Saturday, December 30, 2006

Fifty Books

So, inspired by a fairly self-explanatory blog I like, I thought that this year I would try to read fifty books. I don't know if 50 is a particularly difficult number, but it seemed like a good enough idea. You may have noticed the list down on the right-hand side there. The list-making action in itself is pretty useful, because we all know the incentive provided by a good list, and it's persuaded me to finish off the occasional book instead of just starting a fifth at once, as I tend to do. I also like to remind myself to read something for fun once in a while during term time too, alongside all the tedious lit theory essays and linguistics chapters.

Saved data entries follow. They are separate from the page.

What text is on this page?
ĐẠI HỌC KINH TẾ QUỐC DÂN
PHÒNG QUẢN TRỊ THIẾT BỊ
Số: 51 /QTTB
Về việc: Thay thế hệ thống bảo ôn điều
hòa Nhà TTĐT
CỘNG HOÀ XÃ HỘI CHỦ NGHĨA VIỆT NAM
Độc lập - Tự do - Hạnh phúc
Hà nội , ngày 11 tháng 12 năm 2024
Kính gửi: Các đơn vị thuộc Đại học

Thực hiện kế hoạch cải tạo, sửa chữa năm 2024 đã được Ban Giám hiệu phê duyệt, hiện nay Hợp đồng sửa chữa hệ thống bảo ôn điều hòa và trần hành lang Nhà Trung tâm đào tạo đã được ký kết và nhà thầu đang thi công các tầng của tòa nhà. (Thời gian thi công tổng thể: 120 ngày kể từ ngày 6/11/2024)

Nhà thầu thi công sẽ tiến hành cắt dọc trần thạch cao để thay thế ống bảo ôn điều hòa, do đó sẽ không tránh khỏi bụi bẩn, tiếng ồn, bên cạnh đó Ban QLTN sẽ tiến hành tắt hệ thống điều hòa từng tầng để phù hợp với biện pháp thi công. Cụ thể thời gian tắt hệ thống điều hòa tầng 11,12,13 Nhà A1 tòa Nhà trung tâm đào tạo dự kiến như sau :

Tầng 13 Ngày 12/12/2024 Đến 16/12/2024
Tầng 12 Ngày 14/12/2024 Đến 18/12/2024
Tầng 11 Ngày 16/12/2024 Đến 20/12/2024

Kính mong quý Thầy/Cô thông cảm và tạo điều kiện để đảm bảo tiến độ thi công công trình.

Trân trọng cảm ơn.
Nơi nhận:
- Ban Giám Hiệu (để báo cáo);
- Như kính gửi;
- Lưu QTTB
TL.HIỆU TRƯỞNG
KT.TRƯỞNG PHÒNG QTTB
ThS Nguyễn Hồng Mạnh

So I notice that according to the current total, I have... three books to read in approximately a day and a half. Noooo problemo. I think I will just get off the damn internet, head down to a coffee shop, and chill and read for the afternoon. Possibly I will get some pancakes while I'm at it.

In brief, my favourite books of the year have been: Gilead, by Marilynne Robinson; Jorge Luis Borges's Fictions; A Complicated Kindness by Mariam Toews; The Night Watch by Sarah Waters; The God of Small Things by Arundhati Roy; Locas by Jaime Hernandez... Ah, you know what? I can't even choose my favourites. I pretty much loved them all, and I'm sure they all enriched my brain in some way. Oh, except Things Fall Apart. That was just boring.

4 Comments:

Anonymous Anonymous said...

Ooooh, is The Night Watch that good then? I finally got myself a copy, but I haven't got round to reading it yet.

2:02 AM, December 31, 2006  
Blogger susie r said...

Nick, that book is not for you! Sigh, well, go on then. You can read it.

The Night Watch really is very good. Waters has an amazing sense of period detail and plot, and is just a very skillful storyteller. I couldn't stop reading it, despite the fact I should've probably been doing something more useful. My friend Hannah liked it too.

Oh, and you remember I saw Sarah Waters give a reading back at UEA, for the Literary Festival? She read two amazing and tantalising passages from The Night Watch and then talked very winningly about her research and influences. I was dying to read the book from then on, but of course I had to wait months until it was out in paperback. Me and my stupid aversion to hardbacks.

3:26 AM, December 31, 2006  
Anonymous Anonymous said...

Yeh, I remember you saying how good she was but that the hardback was a no-go because it impractical was for long train journeys.

But overall it's not for me though? It sounded good when she was interviewed about it in The Guardian... ha, I shall read it anyway and dance over my ban! But not today though; today, I am a little hungover. Oh dear.

3:41 AM, January 01, 2007  
Blogger susie r said...

Well the hardback thing is not only that they're no good for train journeys- although that is true- it's also that they're just too big and clumpy and no fun to read in general. They just don't handle well, I don't think. With the odd exception. Ah, plus, they cost extra precious currency.